David Schaeffer
Management
Okay. Thanks for the questions, Mike. So first of all, we're very fortunate that we're not a significant cash taxpayer today. There are some trivial amounts of state taxes that we pay, as certain states don't recognize federal NOLs, but we are not a material taxpayer. Secondly, we, I believe, have demonstrated, without a need to have a statutory requirement, to be committed to returning capital to our shareholders through dividends and buybacks. So I think the 2 primary benefits that they reap are one, tax efficiency; two, as a forcing mechanism to distribute cash. As we approach becoming a tax cash payer, and that will be several years or more off as we have a significant number of NOLs, we will consider a REIT. We've also done a lot of work at working at, perhaps, an MLP structure as a way to minimize tax and maintain flexibility. We are concerned if there would be a cash cost of an E&P purge and also want to be able to distribute all of the bases to our shareholders.

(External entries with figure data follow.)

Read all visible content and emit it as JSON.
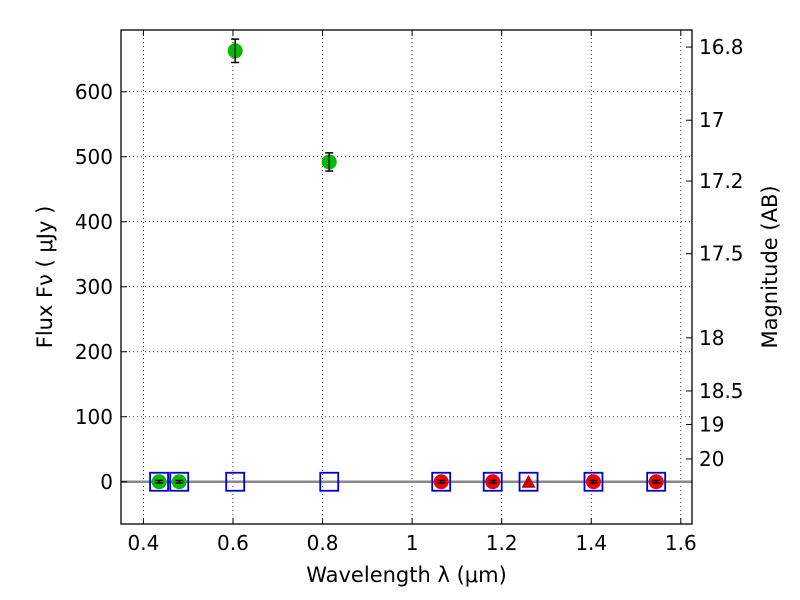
{
  "chart_data": {
    "type": "scatter",
    "title": "",
    "xlabel": "Wavelength  λ (μm)",
    "ylabel": "Flux  Fν  ( μJy )",
    "ylabel_right": "Magnitude (AB)",
    "xlim": [
      0.35,
      1.625
    ],
    "ylim": [
      -65,
      695
    ],
    "grid": true,
    "x_ticks": [
      0.4,
      0.6,
      0.8,
      1.0,
      1.2,
      1.4,
      1.6
    ],
    "x_tick_labels": [
      "0.4",
      "0.6",
      "0.8",
      "1",
      "1.2",
      "1.4",
      "1.6"
    ],
    "y_ticks": [
      0,
      100,
      200,
      300,
      400,
      500,
      600
    ],
    "y_tick_labels": [
      "0",
      "100",
      "200",
      "300",
      "400",
      "500",
      "600"
    ],
    "right_ticks": [
      {
        "label": "16.8",
        "flux": 668.7
      },
      {
        "label": "17",
        "flux": 556.2
      },
      {
        "label": "17.2",
        "flux": 462.6
      },
      {
        "label": "17.5",
        "flux": 350.9
      },
      {
        "label": "18",
        "flux": 221.4
      },
      {
        "label": "18.5",
        "flux": 139.7
      },
      {
        "label": "19",
        "flux": 88.1
      },
      {
        "label": "20",
        "flux": 35.1
      }
    ],
    "series": [
      {
        "marker": "circle",
        "color": "#00bb00",
        "points": [
          {
            "x": 0.435,
            "y": 0,
            "err": 2
          },
          {
            "x": 0.48,
            "y": 0,
            "err": 2
          },
          {
            "x": 0.605,
            "y": 663,
            "err": 18
          },
          {
            "x": 0.815,
            "y": 492,
            "err": 14
          }
        ]
      },
      {
        "marker": "circle",
        "color": "#ee0000",
        "points": [
          {
            "x": 1.065,
            "y": 0,
            "err": 2
          },
          {
            "x": 1.18,
            "y": 0,
            "err": 2
          },
          {
            "x": 1.405,
            "y": 0,
            "err": 2
          },
          {
            "x": 1.545,
            "y": 0,
            "err": 2
          }
        ]
      },
      {
        "marker": "triangle",
        "color": "#cc0000",
        "points": [
          {
            "x": 1.26,
            "y": 0
          }
        ]
      },
      {
        "marker": "square-open",
        "color": "#0000cc",
        "points": [
          {
            "x": 0.435,
            "y": 0
          },
          {
            "x": 0.48,
            "y": 0
          },
          {
            "x": 0.605,
            "y": 0
          },
          {
            "x": 0.815,
            "y": 0
          },
          {
            "x": 1.065,
            "y": 0
          },
          {
            "x": 1.18,
            "y": 0
          },
          {
            "x": 1.26,
            "y": 0
          },
          {
            "x": 1.405,
            "y": 0
          },
          {
            "x": 1.545,
            "y": 0
          }
        ]
      }
    ],
    "zero_line": {
      "y": 0,
      "color": "#888888"
    }
  }
}
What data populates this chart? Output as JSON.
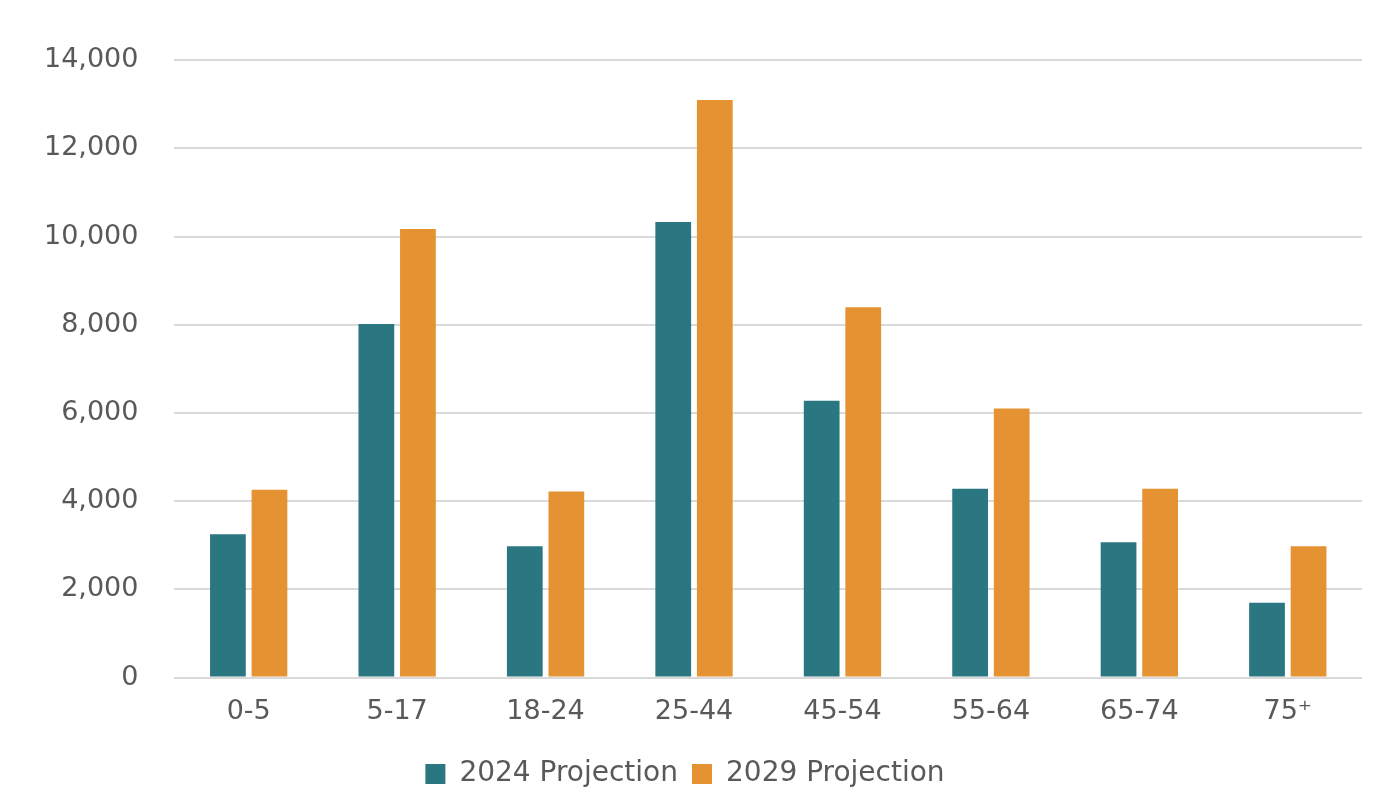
{
  "chart_data": {
    "type": "bar",
    "categories": [
      "0-5",
      "5-17",
      "18-24",
      "25-44",
      "45-54",
      "55-64",
      "65-74",
      "75⁺"
    ],
    "series": [
      {
        "name": "2024 Projection",
        "color": "#2a7782",
        "values": [
          3250,
          8020,
          2980,
          10330,
          6280,
          4280,
          3070,
          1700
        ]
      },
      {
        "name": "2029 Projection",
        "color": "#e49232",
        "values": [
          4260,
          10170,
          4220,
          13100,
          8400,
          6100,
          4280,
          2980
        ]
      }
    ],
    "ylim": [
      0,
      14000
    ],
    "yticks": [
      0,
      {
        "value": 2000,
        "label": "2,000"
      },
      {
        "value": 4000,
        "label": "4,000"
      },
      {
        "value": 6000,
        "label": "6,000"
      },
      {
        "value": 8000,
        "label": "8,000"
      },
      {
        "value": 10000,
        "label": "10,000"
      },
      {
        "value": 12000,
        "label": "12,000"
      },
      {
        "value": 14000,
        "label": "14,000"
      }
    ],
    "grid": "y",
    "legend": "bottom"
  }
}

As a reminder, last year, we were very conscious of tax efficiency and, in fact, 56% of our dividend was treated as a return of capital and, therefore, reduced investor's basis as opposed to being taxable. And clearly, the buybacks defer taxes by not being currently taxable. So the answer is we will consider it, but I don't think it's a near-term structure that makes sense for Cogent. In terms of the margin contribution question, we've delivered over long term a 48% EBITDA margin contribution. To get to that, we've had both improvements in direct cost of goods sold, so gross margins have improved as they did this year by over 100 basis points year-over-year, as well as our increased efficiency in our SG&A and, therefore, EBITDA margin expansion. I think we believe that over the long term, we can see our EBITDA margins go from the roughly 35% today to 50%. But it's going to take some time to get there, and we're going to get that from both gross and cost savings on the sales and marketing side, as well SG&A. So I think investors should consider for the next couple of years that roughly 50% contribution margin is a good way to think about our ability to expand margins.